Canada later strengthened its passport security, making it harder to obtain fake identities and prompting Russia to look south, Riehle says. This is probably why "we're seeing so many (illegal) Latinos now". Latin America's higher levels of corruption are also part of the appeal. Cherkasov boasted that he had bribed a Brazilian, believed to be a local official, with a $400 necklace to acquire citizenship, a birth certificate and a driver's license, all without providing any identification.

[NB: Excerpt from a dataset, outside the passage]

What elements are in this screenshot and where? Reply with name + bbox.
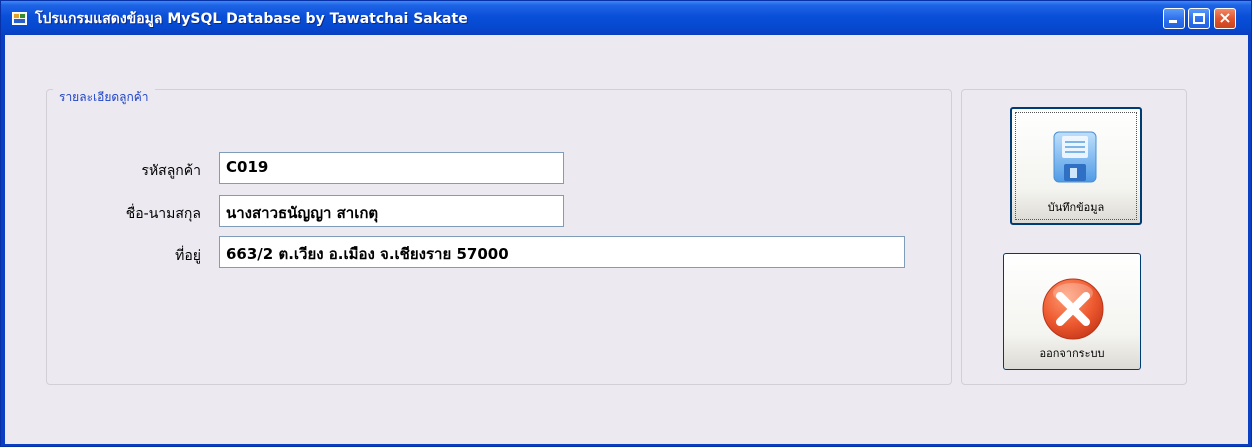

Latin America is also attractive to spies based at a Russian embassy. This is because the region is full of Americans whose activities the Russians want to know about. "There is a rich target pool", says Duine Norman, who was the CIA's chief of operations for Latin America. General Glen David VanHerck, head of the American Northern Command, noted last year that the Mexico has more GRU members than any other foreign country.

It is also possible that Russian intelligence agents operate in Latin America, because controls there are less stringent than in Europe or the United States. Ten or twenty years ago, Norman says, this was largely because local intelligence services, with some exceptions, were understaffed and unsophisticated. Now, technology has made them more capable. Even the smallest and poorest services, Norman says, can use inexpensive or publicly available tools to conduct "pretty sophisticated counterintelligence operations." However, they may not use them to root out Russian spies. The explanation is that many Latin American services have an attitude of benign neglect towards the Russians.

Brazilian police, for example, eventually investigated Cherkasov's activities and cooperated with the United States, handing over his electronic equipment. But the government rejected the American request to extradite the Russian and reduced his sentence from 15 to five years.

Argentina's and Brazil's intelligence services are politicized, with senior intelligence officials often replaced when new governments take office.

For both practical and ideological reasons neither country wants to start a dispute with Russia. Brazil, for example, receives about a fifth of its fertilizers from Russia. Argentina gets a tenth.

The problem could soon get worse. Last year, more than 600 suspected Russian intelligence agents were expelled from embassies in Europe. Many are already showing up across Latin America.